- 1 Background #
- 2 Key reasons for exploring service workers #
- 3 Challenges and solutions #
- 3.1 Problem: service worker overhead #
- 3.2 Solution: use navigation preload #
- 3.3 Problem: service worker scopes #
- 3.4 Solution: create a dispatch and routing framework #
- 3.5 Problem: personalized results and metrics #
- 3.6 Solution: send cookies using postMessage #
- 3.7 Problem: experiments and dynamism #
- 3.8 Solution: dynamically generated service worker script #
- 3.9 Problem: coordinating updates #
- 3.10 Solution: balance freshness and cache-utilization #
- 4 Key Takeaways #
- 5 Non-goals #
- 6 Acknowledgements #
Search for just about any topic on Google, and you’re presented with an instantly recognizable page of meaningful, relevant results. What you probably didn’t realize is that this search results page is, under certain scenarios, served by a powerful piece of web technology called a service worker.

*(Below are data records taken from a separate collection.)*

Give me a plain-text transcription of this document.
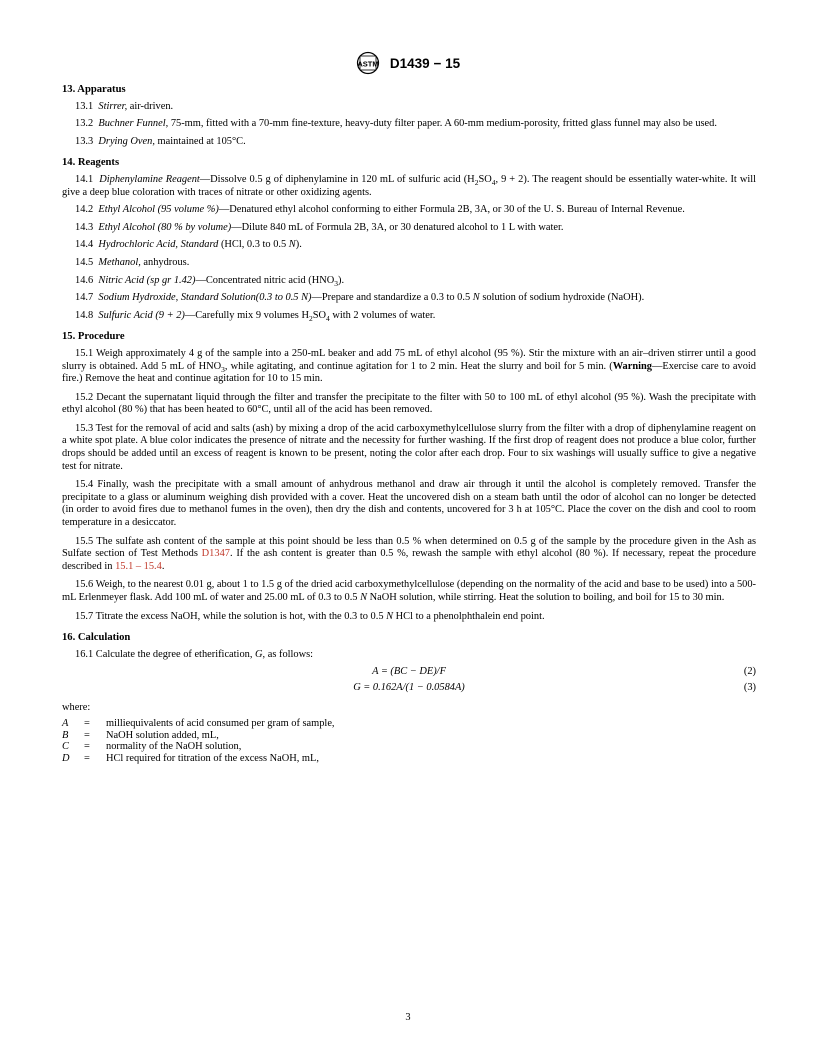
ASTM D1439 − 15
13. Apparatus

13.1 Stirrer, air-driven.

13.2 Buchner Funnel, 75-mm, fitted with a 70-mm fine-texture, heavy-duty filter paper. A 60-mm medium-porosity, fritted glass funnel may also be used.

13.3 Drying Oven, maintained at 105°C.

14. Reagents

14.1 Diphenylamine Reagent—Dissolve 0.5 g of diphenylamine in 120 mL of sulfuric acid ($H_2SO_4$, 9 + 2). The reagent should be essentially water-white. It will give a deep blue coloration with traces of nitrate or other oxidizing agents.

14.2 Ethyl Alcohol (95 volume %)—Denatured ethyl alcohol conforming to either Formula 2B, 3A, or 30 of the U. S. Bureau of Internal Revenue.

14.3 Ethyl Alcohol (80 % by volume)—Dilute 840 mL of Formula 2B, 3A, or 30 denatured alcohol to 1 L with water.

14.4 Hydrochloric Acid, Standard (HCl, 0.3 to 0.5 N).

14.5 Methanol, anhydrous.

14.6 Nitric Acid (sp gr 1.42)—Concentrated nitric acid $(HNO_3)$.

14.7 Sodium Hydroxide, Standard Solution(0.3 to 0.5 N)—Prepare and standardize a 0.3 to 0.5 N solution of sodium hydroxide (NaOH).

14.8 Sulfuric Acid (9 + 2)—Carefully mix 9 volumes $H_2SO_4$ with 2 volumes of water.

15. Procedure

15.1 Weigh approximately 4 g of the sample into a 250-mL beaker and add 75 mL of ethyl alcohol (95 %). Stir the mixture with an air–driven stirrer until a good slurry is obtained. Add 5 mL of $HNO_3$, while agitating, and continue agitation for 1 to 2 min. Heat the slurry and boil for 5 min. (Warning—Exercise care to avoid fire.) Remove the heat and continue agitation for 10 to 15 min.

15.2 Decant the supernatant liquid through the filter and transfer the precipitate to the filter with 50 to 100 mL of ethyl alcohol (95 %). Wash the precipitate with ethyl alcohol (80 %) that has been heated to 60°C, until all of the acid has been removed.

15.3 Test for the removal of acid and salts (ash) by mixing a drop of the acid carboxymethylcellulose slurry from the filter with a drop of diphenylamine reagent on a white spot plate. A blue color indicates the presence of nitrate and the necessity for further washing. If the first drop of reagent does not produce a blue color, further drops should be added until an excess of reagent is known to be present, noting the color after each drop. Four to six washings will usually suffice to give a negative test for nitrate.

15.4 Finally, wash the precipitate with a small amount of anhydrous methanol and draw air through it until the alcohol is completely removed. Transfer the precipitate to a glass or aluminum weighing dish provided with a cover. Heat the uncovered dish on a steam bath until the odor of alcohol can no longer be detected (in order to avoid fires due to methanol fumes in the oven), then dry the dish and contents, uncovered for 3 h at 105°C. Place the cover on the dish and cool to room temperature in a desiccator.

15.5 The sulfate ash content of the sample at this point should be less than 0.5 % when determined on 0.5 g of the sample by the procedure given in the Ash as Sulfate section of Test Methods D1347. If the ash content is greater than 0.5 %, rewash the sample with ethyl alcohol (80 %). If necessary, repeat the procedure described in 15.1 – 15.4.

15.6 Weigh, to the nearest 0.01 g, about 1 to 1.5 g of the dried acid carboxymethylcellulose (depending on the normality of the acid and base to be used) into a 500-mL Erlenmeyer flask. Add 100 mL of water and 25.00 mL of 0.3 to 0.5 N NaOH solution, while stirring. Heat the solution to boiling, and boil for 15 to 30 min.

15.7 Titrate the excess NaOH, while the solution is hot, with the 0.3 to 0.5 N HCl to a phenolphthalein end point.

16. Calculation

16.1 Calculate the degree of etherification, G, as follows:

A = (BC − DE)/F	(2)
G = 0.162A/(1 − 0.0584A)	(3)
where:
A	=	milliequivalents of acid consumed per gram of sample,
B	=	NaOH solution added, mL,
C	=	normality of the NaOH solution,
D	=	HCl required for titration of the excess NaOH, mL,
3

Rolling out service worker support for Google Search without negatively impacting the performance required dozens of engineers working across multiple teams. This is the story of what shipped, how performance was measured, and what tradeoffs were made.
Key reasons for exploring service workers #
Adding a service worker to a web app, just like making any architectural change to your site, should be done with a clear set of goals in mind. For the Google Search team, there were a few key reasons why adding a service worker was worth exploring.
A service worker is extra code that sits in between your web app and the network, and running that code isn’t free, so you need to make sure that what you’re doing inside the service worker adds enough of a caching or functionality benefit to justify the cost of running the code. (This talk at the Chrome Dev Summit 2018 does a great job of exploring that idea in more detail.) An upfront understanding what you hope to achieve—and then collecting a full set of metrics to ensure that you’ve actually achieved it—should be the first step in your service worker journey.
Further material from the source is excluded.